Stash Capital LLC, a broker-dealer that operates a digital investment platform, recently agreed to be censured by the Financial Industry Regulatory Authority (“FINRA”) and pay a $450,000 fine. The sanctions were imposed to resolve allegations that the company failed to develop and implement a reasonable anti-money laundering (“AML”) program in compliance with the requirements of the Bank Secrecy Act and failed to implement a reasonable identity theft prevention program, which broker-dealers are required to implement under Rule 201 of Regulation S-ID of the Securities and Exchange Act of 1934. According to a Letter of Acceptance, Waiver, and Consent (“AWC”) that was accepted by FINRA on March 20, 2026, Stash agreed to the terms of the settlement without admitting or denying FINRA’s findings.
According to the AWC, the AML violations largely occurred between January 2019 and June 2023. Stash allegedly failed to establish and maintain a written customer identification program (“CIP”) that was appropriate for the company’s size and business. According to FINRA, Stash’s written procedures failed to provide its staff with adequate instructions on how customers’ identities should be verified – failures that allegedly enabled customer accounts to be opened with incomplete information, including valid social security numbers as FINRA’s CIP Rule requires. Between January 2019 and April 2022, the company allegedly approved the opening of approximately 350 accounts for applicants that only provided the last four digits of their social security numbers, under the mistaken assumption that its vendor had been verifying complete social security numbers. Prior to 2022, Stash’s compliance program also allegedly failed to reasonably describe its CIP processes, including what databases should be searched during the verification process and what situations might prompt a manual review of a customer’s information. According to FINRA, these actions violated FINRA Rules 3310(b) and 2010.
FINRA also indicated that Stash’s AML program failed to contain policies and procedures that were reasonably expected to detect and report suspicious transactions. According to FINRA, between January 2019 and June 2023, Stash’s procedures omitted the identification of AML-specific red flags, even those directly relevant to the company’s business. While Stash was reportedly able to receive automated alerts regarding suspicious deposits and withdrawals that seemed large or excessively frequent, red flags concerning other suspicious activities could only be identified by conducting a manual review of the account at a time when the company had millions of customer accounts. FINRA found that Stash relied solely on manual reviews to link red flags that were present during an account’s opening process with red flags that arose after the account was opened, which prevented the company from detecting, reasonably investigating, and reporting suspicious transactions. For example, the company had approximately 200 accounts that had been opened using a common phone number, and many of these accounts had been identified as a group that engaged in suspicious requests.
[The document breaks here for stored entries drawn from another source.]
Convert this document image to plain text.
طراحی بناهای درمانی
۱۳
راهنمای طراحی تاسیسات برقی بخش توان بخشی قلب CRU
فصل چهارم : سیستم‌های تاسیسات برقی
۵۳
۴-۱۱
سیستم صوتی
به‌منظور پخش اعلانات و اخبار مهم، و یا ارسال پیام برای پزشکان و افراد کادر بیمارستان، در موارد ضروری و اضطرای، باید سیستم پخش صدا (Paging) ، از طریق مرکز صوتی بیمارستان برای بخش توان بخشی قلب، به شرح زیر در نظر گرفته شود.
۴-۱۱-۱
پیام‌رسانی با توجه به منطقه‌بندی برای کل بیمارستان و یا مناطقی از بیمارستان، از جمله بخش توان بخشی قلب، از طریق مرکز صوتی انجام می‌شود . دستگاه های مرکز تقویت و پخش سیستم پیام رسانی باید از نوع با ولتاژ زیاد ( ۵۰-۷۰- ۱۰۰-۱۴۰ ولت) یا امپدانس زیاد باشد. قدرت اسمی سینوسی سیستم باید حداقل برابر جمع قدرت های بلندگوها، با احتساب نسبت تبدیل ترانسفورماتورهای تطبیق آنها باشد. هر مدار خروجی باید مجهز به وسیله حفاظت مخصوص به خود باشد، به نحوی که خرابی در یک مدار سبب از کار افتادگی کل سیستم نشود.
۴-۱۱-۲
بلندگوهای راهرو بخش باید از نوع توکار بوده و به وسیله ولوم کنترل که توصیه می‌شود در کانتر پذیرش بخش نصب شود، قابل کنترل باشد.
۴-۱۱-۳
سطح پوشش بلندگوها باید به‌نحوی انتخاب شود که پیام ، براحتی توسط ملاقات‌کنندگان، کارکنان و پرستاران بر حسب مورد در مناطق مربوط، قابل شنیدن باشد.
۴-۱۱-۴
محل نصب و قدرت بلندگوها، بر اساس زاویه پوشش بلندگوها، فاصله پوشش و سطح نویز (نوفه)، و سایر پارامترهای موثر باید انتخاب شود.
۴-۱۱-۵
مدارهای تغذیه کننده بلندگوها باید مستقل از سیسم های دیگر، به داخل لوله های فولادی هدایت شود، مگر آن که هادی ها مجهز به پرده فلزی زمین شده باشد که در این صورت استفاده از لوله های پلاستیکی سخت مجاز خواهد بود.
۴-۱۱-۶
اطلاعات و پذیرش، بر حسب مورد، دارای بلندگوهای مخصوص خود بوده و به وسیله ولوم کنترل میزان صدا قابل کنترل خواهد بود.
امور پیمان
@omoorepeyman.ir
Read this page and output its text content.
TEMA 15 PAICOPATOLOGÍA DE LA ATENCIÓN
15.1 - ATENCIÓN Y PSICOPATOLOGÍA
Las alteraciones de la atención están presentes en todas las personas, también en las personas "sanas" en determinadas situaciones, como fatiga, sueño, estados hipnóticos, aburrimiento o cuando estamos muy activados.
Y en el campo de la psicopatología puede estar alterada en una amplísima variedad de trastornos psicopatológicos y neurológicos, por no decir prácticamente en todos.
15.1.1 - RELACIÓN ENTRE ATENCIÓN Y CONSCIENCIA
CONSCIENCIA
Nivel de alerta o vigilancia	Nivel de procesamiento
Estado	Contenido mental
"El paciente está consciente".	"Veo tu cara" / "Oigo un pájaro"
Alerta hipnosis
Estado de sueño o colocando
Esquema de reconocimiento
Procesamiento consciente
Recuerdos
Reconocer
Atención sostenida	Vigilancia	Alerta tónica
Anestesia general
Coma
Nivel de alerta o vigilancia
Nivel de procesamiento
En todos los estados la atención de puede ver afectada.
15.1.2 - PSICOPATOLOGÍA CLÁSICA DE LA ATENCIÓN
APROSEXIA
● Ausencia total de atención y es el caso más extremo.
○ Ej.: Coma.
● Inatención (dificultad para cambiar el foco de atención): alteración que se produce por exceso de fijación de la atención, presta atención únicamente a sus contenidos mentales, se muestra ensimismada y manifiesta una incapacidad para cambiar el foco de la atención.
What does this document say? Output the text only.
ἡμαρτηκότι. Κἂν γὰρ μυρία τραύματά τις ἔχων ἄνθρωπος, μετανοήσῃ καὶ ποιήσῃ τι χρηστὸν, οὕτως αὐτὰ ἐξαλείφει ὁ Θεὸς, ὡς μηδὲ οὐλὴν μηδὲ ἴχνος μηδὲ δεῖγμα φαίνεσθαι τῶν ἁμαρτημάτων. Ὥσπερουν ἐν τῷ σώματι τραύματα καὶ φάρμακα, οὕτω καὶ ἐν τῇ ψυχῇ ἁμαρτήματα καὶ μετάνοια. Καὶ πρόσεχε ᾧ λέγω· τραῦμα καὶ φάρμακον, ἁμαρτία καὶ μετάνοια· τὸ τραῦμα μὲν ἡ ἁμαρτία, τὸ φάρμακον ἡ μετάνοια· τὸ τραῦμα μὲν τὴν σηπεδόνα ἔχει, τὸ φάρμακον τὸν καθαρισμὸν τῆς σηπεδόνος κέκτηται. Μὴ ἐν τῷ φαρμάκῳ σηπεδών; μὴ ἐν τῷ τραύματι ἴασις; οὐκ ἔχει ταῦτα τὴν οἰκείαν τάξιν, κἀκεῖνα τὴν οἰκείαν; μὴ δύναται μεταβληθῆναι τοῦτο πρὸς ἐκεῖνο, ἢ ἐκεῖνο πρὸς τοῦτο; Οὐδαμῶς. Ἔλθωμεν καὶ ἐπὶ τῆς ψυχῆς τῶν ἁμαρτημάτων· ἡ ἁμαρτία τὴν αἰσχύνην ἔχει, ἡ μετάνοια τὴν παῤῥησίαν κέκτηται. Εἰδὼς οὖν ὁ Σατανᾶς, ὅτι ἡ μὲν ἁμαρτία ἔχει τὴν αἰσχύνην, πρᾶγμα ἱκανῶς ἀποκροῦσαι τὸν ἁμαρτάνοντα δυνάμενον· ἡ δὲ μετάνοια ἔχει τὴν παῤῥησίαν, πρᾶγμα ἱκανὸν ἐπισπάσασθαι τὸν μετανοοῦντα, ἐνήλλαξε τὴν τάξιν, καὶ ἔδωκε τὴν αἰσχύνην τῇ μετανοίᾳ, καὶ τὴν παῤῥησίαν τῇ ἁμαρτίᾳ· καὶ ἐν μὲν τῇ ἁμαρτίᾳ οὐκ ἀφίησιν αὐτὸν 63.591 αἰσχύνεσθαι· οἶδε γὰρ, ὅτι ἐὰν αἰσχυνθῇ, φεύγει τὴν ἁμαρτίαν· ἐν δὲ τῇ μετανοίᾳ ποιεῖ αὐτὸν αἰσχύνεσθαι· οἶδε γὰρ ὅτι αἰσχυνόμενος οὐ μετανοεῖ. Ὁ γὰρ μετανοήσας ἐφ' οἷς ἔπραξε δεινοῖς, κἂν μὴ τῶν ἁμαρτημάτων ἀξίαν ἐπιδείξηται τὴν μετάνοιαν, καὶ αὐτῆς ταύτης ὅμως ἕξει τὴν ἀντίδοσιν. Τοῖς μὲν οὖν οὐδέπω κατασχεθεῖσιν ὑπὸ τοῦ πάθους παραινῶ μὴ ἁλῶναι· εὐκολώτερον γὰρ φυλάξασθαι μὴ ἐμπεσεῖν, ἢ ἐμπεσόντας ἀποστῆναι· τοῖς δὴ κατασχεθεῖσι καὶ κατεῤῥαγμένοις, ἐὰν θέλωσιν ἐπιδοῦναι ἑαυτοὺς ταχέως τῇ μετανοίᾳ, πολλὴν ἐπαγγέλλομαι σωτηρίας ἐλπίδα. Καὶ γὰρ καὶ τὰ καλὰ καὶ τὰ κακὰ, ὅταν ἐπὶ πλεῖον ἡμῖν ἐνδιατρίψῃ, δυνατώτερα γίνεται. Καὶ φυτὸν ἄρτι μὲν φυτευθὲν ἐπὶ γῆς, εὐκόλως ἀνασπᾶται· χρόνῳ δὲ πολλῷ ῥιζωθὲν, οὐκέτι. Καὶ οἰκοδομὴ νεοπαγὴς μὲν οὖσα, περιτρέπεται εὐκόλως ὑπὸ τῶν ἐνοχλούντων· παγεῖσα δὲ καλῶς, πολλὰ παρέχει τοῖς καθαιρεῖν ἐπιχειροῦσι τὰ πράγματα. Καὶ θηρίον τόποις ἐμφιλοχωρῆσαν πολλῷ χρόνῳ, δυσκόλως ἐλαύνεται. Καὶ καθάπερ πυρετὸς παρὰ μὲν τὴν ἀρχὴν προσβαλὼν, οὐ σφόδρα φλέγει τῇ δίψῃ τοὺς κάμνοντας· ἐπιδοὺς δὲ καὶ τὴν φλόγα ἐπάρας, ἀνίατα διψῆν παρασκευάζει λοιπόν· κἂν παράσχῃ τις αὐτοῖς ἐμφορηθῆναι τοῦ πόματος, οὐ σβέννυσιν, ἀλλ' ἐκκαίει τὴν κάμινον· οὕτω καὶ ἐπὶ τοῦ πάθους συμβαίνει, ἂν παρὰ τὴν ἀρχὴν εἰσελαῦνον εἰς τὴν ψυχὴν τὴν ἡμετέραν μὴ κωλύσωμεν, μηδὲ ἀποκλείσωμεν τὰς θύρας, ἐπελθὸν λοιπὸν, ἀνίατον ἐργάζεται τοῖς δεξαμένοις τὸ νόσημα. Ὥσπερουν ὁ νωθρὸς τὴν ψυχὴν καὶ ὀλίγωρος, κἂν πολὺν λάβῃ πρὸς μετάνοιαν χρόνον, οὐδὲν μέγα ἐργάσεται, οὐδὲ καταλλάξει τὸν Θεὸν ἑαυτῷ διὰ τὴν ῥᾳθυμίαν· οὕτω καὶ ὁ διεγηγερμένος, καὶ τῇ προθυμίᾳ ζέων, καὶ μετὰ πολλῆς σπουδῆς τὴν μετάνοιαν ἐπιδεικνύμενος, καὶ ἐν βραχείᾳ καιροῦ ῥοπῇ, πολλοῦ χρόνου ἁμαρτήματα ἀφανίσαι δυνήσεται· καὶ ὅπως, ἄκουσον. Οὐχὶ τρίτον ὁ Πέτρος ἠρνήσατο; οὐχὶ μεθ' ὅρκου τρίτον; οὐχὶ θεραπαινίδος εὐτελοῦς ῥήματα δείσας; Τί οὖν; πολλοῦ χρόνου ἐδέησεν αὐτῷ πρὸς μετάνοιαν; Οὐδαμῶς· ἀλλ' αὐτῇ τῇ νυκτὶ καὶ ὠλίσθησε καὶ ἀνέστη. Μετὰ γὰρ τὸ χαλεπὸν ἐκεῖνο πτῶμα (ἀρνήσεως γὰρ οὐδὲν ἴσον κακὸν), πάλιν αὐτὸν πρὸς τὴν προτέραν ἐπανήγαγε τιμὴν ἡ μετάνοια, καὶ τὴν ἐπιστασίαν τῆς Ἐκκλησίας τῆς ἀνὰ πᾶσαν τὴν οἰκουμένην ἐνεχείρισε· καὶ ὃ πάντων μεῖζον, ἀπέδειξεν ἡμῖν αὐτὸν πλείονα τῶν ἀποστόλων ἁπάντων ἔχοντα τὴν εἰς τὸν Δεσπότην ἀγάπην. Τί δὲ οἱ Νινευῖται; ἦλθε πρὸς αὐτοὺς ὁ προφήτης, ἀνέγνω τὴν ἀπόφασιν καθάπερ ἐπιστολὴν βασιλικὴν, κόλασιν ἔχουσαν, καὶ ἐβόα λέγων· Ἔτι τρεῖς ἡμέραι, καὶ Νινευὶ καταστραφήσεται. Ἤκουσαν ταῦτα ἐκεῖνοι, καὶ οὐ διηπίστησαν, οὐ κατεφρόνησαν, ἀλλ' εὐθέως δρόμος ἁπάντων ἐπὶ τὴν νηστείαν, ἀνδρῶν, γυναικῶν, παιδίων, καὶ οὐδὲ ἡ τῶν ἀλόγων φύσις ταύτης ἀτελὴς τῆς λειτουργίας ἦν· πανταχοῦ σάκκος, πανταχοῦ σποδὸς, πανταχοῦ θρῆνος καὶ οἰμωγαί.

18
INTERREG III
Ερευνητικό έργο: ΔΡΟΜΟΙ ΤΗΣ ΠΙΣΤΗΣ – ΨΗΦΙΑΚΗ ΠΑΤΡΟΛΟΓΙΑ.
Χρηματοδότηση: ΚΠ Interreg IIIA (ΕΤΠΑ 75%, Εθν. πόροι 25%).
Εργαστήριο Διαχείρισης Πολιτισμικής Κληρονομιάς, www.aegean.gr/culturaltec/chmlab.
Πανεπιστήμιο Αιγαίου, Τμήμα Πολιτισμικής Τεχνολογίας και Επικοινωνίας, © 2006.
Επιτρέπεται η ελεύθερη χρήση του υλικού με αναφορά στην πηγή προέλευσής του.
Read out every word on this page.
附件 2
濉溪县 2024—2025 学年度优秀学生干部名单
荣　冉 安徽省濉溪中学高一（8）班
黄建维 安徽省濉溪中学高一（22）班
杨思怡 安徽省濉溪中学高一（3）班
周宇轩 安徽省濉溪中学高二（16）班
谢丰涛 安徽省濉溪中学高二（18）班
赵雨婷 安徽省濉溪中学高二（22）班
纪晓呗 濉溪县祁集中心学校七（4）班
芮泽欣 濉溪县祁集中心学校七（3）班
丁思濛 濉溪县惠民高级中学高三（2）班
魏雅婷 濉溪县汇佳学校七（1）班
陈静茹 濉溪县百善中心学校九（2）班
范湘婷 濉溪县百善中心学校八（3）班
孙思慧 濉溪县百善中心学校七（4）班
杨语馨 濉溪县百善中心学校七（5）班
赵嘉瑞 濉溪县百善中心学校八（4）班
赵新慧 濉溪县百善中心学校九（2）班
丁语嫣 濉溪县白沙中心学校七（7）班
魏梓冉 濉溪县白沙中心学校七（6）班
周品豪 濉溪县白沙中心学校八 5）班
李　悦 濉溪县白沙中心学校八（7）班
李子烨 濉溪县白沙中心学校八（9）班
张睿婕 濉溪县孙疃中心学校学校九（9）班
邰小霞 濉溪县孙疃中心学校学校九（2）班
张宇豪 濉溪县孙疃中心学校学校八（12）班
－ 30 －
While Stash was able to lock some of the accounts after its clearing firm confirmed suspicious activity, the company failed to investigate the use of the common phone number and, consequently, continued to open accounts that used this phone number for six months after the problem was discovered. According to FINRA, these deficiencies violated FINRA Rules 3310(a), 3310(f)(ii), and 2010.
From January 2019 to June 2023, Stash also allegedly failed to develop and implement a reasonable identity theft prevention program, and, prior to October 2021, mostly relied on customers to report incidents of suspected identity theft or for its clearing firm to report when mail could not be delivered to physical addresses on file. When identity theft was confirmed, FINRA found that Stash was also unable to take corrective action in a timely manner. FINRA determined that this failure violated FINRA Rule 2010.